I could have “resolved” this dilemma in several dishonest ways. I could have said that I really didn’t want the Courtship Marriage. It was just nostalgia about my marriage to Marilyn and it would pass away. Or I could have said that the model really didn’t, however much I once thought it did, require the full-time active participation of both partners, so Bette’s lack of initial enthusiasm wasn’t a real obstacle.

Possibly, I should pause here to say that she was, in fact, really intrigued by the idea and said she would really like to be part of a marriage like that.
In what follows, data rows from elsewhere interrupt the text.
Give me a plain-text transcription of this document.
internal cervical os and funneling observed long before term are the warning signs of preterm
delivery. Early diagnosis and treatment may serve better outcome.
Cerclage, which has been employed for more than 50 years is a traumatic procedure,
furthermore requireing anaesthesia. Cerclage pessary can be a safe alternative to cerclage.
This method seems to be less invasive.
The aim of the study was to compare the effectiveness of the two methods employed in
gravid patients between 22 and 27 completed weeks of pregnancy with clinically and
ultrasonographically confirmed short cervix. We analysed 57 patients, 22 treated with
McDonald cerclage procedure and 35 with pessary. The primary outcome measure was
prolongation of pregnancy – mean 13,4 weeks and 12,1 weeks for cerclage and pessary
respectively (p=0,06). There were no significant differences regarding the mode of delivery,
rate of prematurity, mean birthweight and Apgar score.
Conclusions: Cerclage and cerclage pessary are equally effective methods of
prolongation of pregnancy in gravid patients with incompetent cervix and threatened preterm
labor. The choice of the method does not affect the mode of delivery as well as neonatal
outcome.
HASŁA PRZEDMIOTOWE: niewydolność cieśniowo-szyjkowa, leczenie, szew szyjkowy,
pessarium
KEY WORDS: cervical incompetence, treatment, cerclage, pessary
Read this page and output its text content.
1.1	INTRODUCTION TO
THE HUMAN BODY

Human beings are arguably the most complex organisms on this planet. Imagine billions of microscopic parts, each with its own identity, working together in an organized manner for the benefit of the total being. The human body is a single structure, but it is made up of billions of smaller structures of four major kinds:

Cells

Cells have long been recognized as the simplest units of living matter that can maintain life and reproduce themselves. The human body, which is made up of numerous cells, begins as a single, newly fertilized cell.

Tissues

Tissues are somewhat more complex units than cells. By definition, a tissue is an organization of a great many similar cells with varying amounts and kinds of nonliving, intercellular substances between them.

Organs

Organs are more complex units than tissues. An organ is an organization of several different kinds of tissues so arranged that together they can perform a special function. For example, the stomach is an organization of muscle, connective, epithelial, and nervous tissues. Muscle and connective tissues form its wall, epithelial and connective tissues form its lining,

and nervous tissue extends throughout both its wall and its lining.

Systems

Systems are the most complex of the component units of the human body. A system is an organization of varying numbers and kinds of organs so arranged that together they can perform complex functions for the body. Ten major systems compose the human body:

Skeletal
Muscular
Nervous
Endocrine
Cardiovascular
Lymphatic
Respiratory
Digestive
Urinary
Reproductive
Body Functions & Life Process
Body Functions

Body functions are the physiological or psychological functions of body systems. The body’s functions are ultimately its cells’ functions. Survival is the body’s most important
So the crisis passed nicely.

But the place in the story where the eyebrows go up is the place where I have to decide in good conscience that I have to tell Bette that, however much I am attracted to her, I have a prior commitment. I am not just looking for a woman I like who also likes me. I am looking for a partner who will join me in making this thing–this kind of marriage–work year after year. It is hard, I want to tell you, to sit down with a woman you are besotted with and say, “This has been really wonderful, but there is something I need to tell you before we go any further.”

I think most of the criticism comes from romantics who think that if I liked her and she liked me, that was really all that mattered. They think, upon hearing the story, that it is not really right to court a woman by specifying your own heart’s desire about the relationship you would like to have. It feels to them like asking the woman you are courting to sign a contract. It feels deeply unromantic.

Another kind of criticism comes, I think, from the idea that the kind of marriage Bette and I have should be the product of out living together and figuring it out together. Confessing my “prior commitment” to Bette is good, but it is not as good as not having a prior commitment. What I thought at the time was that the way Bette and I worked out our unique plan for making this kind of marriage work would provide for all the individuality our marriage would require of us. And so far–fifteen years into it–it has.

There are, of course, challenges yet to meet. There is the “in sickness or in health” challenge. Can I continue to “court” a woman who is seriously ill; can I continue to “court” when I am seriously ill? We’ll see. I have hope. There is the “for richer, for poorer” challenge. Can we joyfully spend money together and joyfully endure hard times together. I have hope. We’ll see.

But the conversations I began with never seem to get that far and Bette and I leave the conversation with disappointed romantics behind us. Oh well. The courtship-style marriage we have really does take a lot of tending and we are fortunate that it is work we like to do together. That’s actually the only way it can be done.

[1] The basic idea of it is that you don’t stop courting your wife just because you have married her. There are complications, of course, but that is the premise.

[2] Or impossible or requiring the sacrifice of things she was no longer willing to sacrifice, or some such.